Open Access Thesis
Master of Science (MS)
Deborah de Laski-Smith
Pancreatic beta cells secrete insulin, an endocrine hormone that regulates blood glucose levels and maintains normal physiological activity in humans and animals. Diabetes mellitus type II is a consequence of the gradual destruction of these important cells, likely by human islet amyloid polypeptide (hIAPP) that is co-secreted with insulin.
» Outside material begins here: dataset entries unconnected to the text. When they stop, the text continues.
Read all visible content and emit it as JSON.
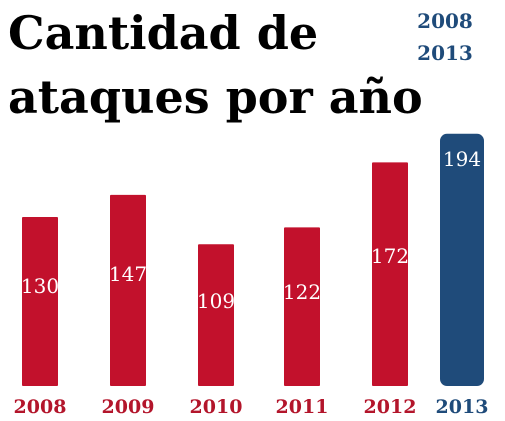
{
  "header": {
    "title_line1": "Cantidad de",
    "title_line2": "ataques por año",
    "range_start": "2008",
    "range_end": "2013"
  },
  "colors": {
    "bar": "#c2112c",
    "highlight": "#1f4b7a",
    "year_label": "#b3152b",
    "highlight_label": "#1f4b7a"
  },
  "chart_data": {
    "type": "bar",
    "title": "Cantidad de ataques por año",
    "categories": [
      "2008",
      "2009",
      "2010",
      "2011",
      "2012",
      "2013"
    ],
    "values": [
      130,
      147,
      109,
      122,
      172,
      194
    ],
    "data_labels": [
      "130",
      "147",
      "109",
      "122",
      "172",
      "194"
    ],
    "highlight_category": "2013",
    "xlabel": "",
    "ylabel": "",
    "ylim": [
      0,
      200
    ],
    "grid": false,
    "legend": "none"
  }
}
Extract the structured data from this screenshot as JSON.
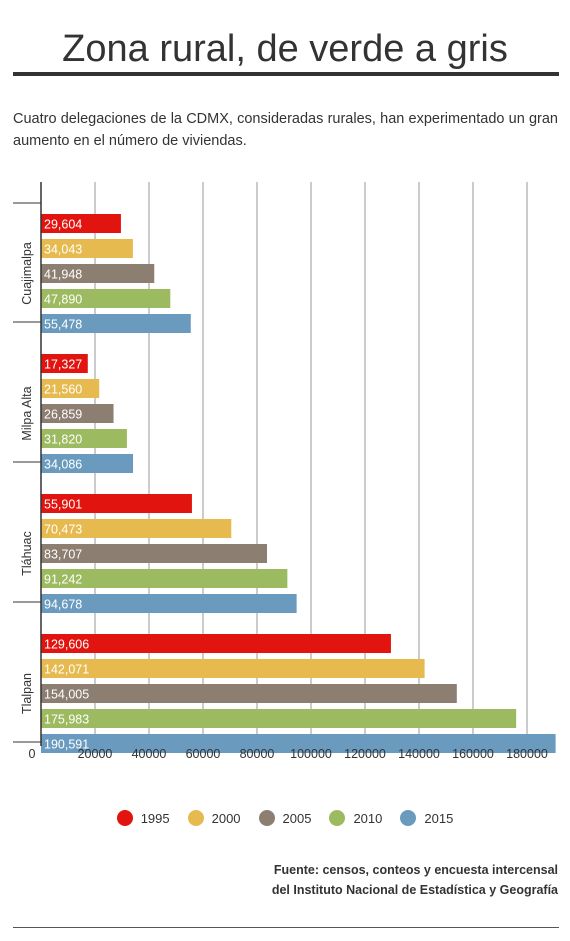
{
  "title": "Zona rural, de verde a gris",
  "description": "Cuatro delegaciones de la CDMX, consideradas rurales, han experimentado un gran aumento en el número de viviendas.",
  "source_line1": "Fuente: censos, conteos y encuesta intercensal",
  "source_line2": "del Instituto Nacional de Estadística y Geografía",
  "colors": {
    "1995": "#e2140f",
    "2000": "#e6ba4f",
    "2005": "#8c7e70",
    "2010": "#9cba5f",
    "2015": "#6a9bbf"
  },
  "chart_data": {
    "type": "bar",
    "orientation": "horizontal",
    "categories": [
      "Cuajimalpa",
      "Milpa Alta",
      "Tláhuac",
      "Tlalpan"
    ],
    "series": [
      {
        "name": "1995",
        "values": [
          29604,
          17327,
          55901,
          129606
        ],
        "labels": [
          "29,604",
          "17,327",
          "55,901",
          "129,606"
        ]
      },
      {
        "name": "2000",
        "values": [
          34043,
          21560,
          70473,
          142071
        ],
        "labels": [
          "34,043",
          "21,560",
          "70,473",
          "142,071"
        ]
      },
      {
        "name": "2005",
        "values": [
          41948,
          26859,
          83707,
          154005
        ],
        "labels": [
          "41,948",
          "26,859",
          "83,707",
          "154,005"
        ]
      },
      {
        "name": "2010",
        "values": [
          47890,
          31820,
          91242,
          175983
        ],
        "labels": [
          "47,890",
          "31,820",
          "91,242",
          "175,983"
        ]
      },
      {
        "name": "2015",
        "values": [
          55478,
          34086,
          94678,
          190591
        ],
        "labels": [
          "55,478",
          "34,086",
          "94,678",
          "190,591"
        ]
      }
    ],
    "x_ticks": [
      0,
      20000,
      40000,
      60000,
      80000,
      100000,
      120000,
      140000,
      160000,
      180000
    ],
    "x_tick_labels": [
      "0",
      "20000",
      "40000",
      "60000",
      "80000",
      "100000",
      "120000",
      "140000",
      "160000",
      "180000"
    ],
    "xlim": [
      0,
      192000
    ],
    "grid": "vertical",
    "legend": "bottom",
    "legend_entries": [
      "1995",
      "2000",
      "2005",
      "2010",
      "2015"
    ]
  }
}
Increasing health care costs, coupled with the World Health Organization’s prediction of a worldwide diabetic epidemic by year 2030, make experimental diabetes research a crucial prologue to future clinical trials in prevention, diagnosis, and treatment of Diabetes mellitus type II. Our experimental set-up simulates hIAPP peptide fragment and pancreatic beta cell membrane interactions, and it uses density functional methods and circular dichroism spectroscopic analysis of the hIAPP molecule to uncover factors that initiate and promote progression of beta cell death. Results from our study establish the potential role of hIAPP and a two-step molecular mechanism of pancreatic beta cell damage in diabetes mellitus type II.
Pamarthy, Sarika, "Experimental simulation of human islet amyloid polypeptide (hIAPP)-pancreatic beta cell membrane interactions: Inferences and implications in the etiopathogenesis of diabetes mellitus type II" (2012). Master's Theses and Doctoral Dissertations. 854.